Japonya, enerji talebini karşılamak için, 2018’de toplam birincil enerji arzının %95’inden fazlasını sağlayan fosil yakıtlara bağlı. Neredeyse ihmal edilebilir yerli fosil yakıt üretimi ile Japonya, 2018’de petrolünün %99,7’si, kömürünün %99,3’ü ve doğalgaz ihtiyacının %97,5’i için ithalata bağımlıydı. Elektrik, 2018’de ülkedeki TFEC’in neredeyse üçte birini (%30) temsil ediyordu. Bu, 2017’deki küresel ortalama olan %21,8’den oldukça yüksek bir paydır. Tarihsel olarak nükleer enerji, Japonya’nın elektriğinin üçte birini üretiyordu. Ancak 2011 Büyük Doğu Japonya Depremi’nin ve ardından Fukushima Daiichi nükleer santralinde meydana gelen kazanın ardından, tüm nükleer santraller kapatıldı ve o zamandan beri sadece küçük bir kısmı yeniden açıldı. Bu nükleer kapasitenin çoğu fosil yakıtlarla değiştirilmiş olsa da 2011’den beri yenilenebilir enerji elektrik üretiminde artan bir rol üstleniyor. Yenilenebilir enerjilerin elektrik üretimindeki payı 2010’da yaklaşık %10’dan 2018’de %16’ya yükseldi (Şekil 1). Yine de bu pay, 2018’deki %25’lik küresel ortalamanın çok altındaydı.
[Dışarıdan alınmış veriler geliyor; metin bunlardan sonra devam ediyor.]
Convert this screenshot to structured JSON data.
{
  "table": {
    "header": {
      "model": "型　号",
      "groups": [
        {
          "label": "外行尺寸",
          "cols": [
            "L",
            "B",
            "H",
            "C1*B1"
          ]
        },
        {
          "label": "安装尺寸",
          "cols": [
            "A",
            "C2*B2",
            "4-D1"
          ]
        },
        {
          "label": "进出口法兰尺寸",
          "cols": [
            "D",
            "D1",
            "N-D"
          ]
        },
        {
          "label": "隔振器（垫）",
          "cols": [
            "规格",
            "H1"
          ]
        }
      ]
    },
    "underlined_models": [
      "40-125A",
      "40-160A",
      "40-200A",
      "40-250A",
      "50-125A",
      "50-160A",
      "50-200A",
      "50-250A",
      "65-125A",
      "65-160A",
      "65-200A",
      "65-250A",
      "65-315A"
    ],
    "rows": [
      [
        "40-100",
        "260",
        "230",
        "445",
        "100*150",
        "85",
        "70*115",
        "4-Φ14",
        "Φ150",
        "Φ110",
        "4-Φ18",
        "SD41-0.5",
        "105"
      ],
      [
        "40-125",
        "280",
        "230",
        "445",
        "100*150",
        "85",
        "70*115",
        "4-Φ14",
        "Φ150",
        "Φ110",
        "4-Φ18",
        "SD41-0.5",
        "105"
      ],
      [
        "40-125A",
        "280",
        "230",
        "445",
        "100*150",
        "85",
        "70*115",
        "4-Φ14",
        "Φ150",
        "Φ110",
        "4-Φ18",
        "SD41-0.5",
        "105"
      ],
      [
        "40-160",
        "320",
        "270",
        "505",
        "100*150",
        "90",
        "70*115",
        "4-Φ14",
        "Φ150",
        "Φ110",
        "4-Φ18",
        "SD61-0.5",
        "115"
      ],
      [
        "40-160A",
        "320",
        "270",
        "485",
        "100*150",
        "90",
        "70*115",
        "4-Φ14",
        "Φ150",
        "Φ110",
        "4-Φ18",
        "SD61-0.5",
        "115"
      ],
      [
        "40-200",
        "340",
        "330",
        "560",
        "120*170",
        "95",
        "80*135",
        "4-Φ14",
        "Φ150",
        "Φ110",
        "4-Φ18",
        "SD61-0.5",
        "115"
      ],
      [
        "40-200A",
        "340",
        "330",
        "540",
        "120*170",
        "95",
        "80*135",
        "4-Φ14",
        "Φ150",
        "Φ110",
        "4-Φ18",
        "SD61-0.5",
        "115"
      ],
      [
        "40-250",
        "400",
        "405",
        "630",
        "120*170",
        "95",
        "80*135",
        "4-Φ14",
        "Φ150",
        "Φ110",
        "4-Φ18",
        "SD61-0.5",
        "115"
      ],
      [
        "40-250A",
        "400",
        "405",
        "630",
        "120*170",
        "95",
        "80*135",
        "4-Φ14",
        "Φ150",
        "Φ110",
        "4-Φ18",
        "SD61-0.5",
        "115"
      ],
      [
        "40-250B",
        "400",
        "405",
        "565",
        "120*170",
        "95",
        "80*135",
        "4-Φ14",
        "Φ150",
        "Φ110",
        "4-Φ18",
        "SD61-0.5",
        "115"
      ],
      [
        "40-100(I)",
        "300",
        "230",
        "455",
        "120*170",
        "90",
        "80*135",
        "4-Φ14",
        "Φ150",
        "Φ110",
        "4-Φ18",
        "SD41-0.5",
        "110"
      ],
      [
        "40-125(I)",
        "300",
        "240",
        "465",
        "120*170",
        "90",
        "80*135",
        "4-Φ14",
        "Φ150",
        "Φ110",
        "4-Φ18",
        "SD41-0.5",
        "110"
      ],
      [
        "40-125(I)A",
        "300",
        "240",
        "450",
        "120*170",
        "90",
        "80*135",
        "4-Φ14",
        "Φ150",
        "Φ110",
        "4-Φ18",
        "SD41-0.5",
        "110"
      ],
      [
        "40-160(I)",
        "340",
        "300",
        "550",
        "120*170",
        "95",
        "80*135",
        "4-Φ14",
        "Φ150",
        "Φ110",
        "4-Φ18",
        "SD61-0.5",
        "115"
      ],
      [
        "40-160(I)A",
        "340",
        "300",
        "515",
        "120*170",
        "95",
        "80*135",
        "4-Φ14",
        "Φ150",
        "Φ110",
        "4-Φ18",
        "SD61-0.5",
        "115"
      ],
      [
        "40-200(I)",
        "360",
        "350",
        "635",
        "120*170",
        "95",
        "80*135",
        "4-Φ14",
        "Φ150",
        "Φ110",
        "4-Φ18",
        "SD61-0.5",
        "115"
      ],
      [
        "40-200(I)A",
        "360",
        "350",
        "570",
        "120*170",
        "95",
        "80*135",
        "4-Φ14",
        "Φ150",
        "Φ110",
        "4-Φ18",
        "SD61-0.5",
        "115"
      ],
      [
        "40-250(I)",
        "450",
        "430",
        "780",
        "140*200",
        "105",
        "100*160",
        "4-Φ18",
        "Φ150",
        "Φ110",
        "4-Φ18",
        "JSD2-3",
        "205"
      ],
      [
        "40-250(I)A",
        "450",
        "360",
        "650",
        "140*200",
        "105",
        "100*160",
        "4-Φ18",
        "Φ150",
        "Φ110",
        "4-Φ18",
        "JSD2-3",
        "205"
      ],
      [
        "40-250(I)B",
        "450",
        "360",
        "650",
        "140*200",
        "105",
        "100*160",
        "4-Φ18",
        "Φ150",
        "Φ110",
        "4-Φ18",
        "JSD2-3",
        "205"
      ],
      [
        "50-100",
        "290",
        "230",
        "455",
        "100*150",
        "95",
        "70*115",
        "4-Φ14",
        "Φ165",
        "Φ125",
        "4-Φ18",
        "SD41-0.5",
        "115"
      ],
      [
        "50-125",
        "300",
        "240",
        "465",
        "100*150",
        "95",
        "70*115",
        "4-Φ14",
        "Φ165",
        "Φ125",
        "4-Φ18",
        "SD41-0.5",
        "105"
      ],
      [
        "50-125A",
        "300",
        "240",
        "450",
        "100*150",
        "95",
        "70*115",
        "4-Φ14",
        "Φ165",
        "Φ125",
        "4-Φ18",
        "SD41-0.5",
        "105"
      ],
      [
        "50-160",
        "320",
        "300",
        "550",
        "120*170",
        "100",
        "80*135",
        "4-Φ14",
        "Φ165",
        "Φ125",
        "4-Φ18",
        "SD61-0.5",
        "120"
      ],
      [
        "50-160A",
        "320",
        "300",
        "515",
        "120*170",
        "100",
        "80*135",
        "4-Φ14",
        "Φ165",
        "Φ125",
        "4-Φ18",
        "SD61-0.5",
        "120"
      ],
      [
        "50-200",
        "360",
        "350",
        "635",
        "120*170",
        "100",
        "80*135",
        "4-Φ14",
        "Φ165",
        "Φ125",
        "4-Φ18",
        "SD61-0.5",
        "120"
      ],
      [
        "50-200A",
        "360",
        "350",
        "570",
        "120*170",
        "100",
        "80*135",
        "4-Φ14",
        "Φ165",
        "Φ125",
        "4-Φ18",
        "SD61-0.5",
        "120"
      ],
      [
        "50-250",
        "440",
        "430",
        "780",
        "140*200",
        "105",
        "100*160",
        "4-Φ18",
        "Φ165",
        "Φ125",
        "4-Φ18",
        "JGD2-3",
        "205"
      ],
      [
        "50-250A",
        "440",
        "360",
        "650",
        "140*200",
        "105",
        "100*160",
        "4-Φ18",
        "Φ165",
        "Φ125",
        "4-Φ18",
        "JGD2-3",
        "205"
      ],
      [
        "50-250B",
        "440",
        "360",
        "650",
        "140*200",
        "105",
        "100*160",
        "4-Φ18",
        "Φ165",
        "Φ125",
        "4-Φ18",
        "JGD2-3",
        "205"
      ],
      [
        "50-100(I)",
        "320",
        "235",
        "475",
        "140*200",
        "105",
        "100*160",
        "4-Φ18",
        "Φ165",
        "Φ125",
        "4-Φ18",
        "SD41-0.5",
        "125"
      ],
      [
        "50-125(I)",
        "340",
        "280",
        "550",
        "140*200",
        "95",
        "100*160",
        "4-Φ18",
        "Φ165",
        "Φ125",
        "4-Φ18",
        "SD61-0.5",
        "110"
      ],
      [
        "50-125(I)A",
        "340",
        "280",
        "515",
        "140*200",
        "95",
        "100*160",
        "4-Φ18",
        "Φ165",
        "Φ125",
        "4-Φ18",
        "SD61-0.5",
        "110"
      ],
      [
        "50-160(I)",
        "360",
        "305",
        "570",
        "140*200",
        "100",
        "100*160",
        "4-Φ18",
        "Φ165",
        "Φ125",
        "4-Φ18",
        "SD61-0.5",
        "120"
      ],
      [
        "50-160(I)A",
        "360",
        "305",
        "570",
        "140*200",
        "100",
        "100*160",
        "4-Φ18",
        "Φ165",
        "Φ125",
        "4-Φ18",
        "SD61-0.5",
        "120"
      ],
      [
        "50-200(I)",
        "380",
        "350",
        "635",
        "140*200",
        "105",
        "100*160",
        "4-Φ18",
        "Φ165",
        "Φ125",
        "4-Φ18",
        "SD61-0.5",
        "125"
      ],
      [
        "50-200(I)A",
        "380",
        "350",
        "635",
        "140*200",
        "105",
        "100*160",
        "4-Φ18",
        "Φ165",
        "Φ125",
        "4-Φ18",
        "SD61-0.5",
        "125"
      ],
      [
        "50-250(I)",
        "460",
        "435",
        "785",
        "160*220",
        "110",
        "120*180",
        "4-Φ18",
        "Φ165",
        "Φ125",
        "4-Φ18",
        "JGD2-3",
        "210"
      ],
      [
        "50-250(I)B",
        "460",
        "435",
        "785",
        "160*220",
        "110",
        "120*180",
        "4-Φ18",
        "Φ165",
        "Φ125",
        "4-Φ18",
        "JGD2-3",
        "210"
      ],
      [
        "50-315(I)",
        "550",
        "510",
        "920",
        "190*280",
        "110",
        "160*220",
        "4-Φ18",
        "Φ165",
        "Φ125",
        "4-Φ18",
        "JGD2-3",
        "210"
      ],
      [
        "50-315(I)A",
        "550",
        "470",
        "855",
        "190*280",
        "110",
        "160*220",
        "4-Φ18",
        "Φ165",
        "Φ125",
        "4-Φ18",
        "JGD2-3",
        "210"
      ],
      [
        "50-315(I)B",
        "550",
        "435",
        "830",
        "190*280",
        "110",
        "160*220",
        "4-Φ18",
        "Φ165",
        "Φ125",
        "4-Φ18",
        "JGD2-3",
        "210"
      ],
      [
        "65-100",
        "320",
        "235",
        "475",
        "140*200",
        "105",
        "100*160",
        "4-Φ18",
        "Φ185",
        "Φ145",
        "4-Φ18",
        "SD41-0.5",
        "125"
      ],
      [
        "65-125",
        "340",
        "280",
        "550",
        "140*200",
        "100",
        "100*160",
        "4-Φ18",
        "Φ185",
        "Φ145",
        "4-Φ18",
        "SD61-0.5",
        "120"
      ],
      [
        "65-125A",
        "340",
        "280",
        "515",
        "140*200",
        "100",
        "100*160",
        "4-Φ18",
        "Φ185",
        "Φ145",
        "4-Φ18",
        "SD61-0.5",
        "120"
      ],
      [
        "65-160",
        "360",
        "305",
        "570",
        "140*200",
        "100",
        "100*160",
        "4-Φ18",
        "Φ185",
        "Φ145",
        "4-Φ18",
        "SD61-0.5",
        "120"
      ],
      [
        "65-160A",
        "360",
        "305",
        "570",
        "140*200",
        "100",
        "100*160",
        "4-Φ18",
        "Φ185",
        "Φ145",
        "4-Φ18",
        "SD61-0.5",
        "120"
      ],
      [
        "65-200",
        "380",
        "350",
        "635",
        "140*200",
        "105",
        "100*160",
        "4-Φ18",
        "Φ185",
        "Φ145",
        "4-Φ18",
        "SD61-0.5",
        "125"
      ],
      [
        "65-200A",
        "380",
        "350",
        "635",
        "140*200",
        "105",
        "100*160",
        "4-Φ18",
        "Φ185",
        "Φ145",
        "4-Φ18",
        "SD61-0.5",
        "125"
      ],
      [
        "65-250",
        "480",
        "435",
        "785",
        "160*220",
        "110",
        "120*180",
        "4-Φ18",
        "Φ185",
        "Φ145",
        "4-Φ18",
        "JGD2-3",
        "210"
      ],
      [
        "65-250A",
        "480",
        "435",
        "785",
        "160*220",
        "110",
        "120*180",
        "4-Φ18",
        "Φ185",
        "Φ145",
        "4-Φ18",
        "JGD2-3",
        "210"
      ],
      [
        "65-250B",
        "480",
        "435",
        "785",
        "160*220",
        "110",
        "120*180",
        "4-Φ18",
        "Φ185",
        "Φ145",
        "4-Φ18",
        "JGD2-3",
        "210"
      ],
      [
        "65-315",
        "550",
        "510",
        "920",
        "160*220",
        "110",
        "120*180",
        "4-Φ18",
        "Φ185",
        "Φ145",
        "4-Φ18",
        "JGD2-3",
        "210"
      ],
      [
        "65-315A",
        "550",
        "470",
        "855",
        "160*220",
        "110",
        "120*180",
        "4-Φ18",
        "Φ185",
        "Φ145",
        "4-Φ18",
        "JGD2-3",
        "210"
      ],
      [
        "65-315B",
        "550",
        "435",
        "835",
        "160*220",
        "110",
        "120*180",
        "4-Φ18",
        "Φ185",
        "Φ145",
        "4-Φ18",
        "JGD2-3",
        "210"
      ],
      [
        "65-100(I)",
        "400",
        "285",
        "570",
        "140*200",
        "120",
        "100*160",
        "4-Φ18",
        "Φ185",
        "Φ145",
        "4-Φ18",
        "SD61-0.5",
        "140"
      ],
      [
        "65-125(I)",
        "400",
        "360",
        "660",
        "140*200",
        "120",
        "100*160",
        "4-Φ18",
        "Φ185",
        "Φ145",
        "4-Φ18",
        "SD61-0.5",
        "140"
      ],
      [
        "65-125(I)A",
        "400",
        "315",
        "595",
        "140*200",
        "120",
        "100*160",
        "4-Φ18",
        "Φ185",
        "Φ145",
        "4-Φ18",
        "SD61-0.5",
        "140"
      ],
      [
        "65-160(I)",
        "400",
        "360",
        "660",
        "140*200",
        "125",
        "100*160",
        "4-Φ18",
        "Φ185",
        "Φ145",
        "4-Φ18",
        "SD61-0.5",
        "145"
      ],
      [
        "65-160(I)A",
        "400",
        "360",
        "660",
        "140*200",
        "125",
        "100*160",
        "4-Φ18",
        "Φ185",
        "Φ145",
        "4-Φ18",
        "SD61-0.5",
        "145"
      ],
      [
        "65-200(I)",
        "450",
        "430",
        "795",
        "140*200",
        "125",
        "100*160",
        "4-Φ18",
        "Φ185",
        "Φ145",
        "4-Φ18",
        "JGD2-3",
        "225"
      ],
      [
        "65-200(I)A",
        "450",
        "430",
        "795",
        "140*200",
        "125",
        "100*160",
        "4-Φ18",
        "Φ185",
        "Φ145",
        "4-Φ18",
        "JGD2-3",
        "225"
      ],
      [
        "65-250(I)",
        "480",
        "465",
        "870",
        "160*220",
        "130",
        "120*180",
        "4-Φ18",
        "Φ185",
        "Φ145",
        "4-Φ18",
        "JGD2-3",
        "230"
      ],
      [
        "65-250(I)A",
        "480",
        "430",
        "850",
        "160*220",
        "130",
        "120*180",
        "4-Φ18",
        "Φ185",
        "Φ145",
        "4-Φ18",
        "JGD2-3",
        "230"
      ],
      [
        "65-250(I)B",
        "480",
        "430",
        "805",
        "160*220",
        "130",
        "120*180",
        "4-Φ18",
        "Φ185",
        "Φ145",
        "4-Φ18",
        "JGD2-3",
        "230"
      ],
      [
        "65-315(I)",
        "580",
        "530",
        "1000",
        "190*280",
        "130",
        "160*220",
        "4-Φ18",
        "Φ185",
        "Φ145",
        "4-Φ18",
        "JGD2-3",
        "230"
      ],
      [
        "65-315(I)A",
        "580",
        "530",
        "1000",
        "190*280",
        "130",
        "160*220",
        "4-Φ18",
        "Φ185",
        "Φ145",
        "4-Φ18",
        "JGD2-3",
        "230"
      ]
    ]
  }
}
Şekil 1- Japonya’da Elektrik Üretimi Kaynaklara Göre (TWh), 2010-2018

2010 ve 2019 arasında, yenilenebilir kapasite (büyük hidroelektrik santrali hariç) 2,7 kat arttı (Şekil 2).

Şekil 2-Yenilenebilir Kurulu Kapasite (GW), 2010-2019

Kasım 2017 ile Ocak 2020 arasında beş güneş PV ihalesi gerçekleştirildi. İhaleye çıkarılan kapasitelerin (hacimlerin) yanı sıra her tur için ortalama fiyat ve fiyat tavanları Tablo 1’de gösterilmektedir.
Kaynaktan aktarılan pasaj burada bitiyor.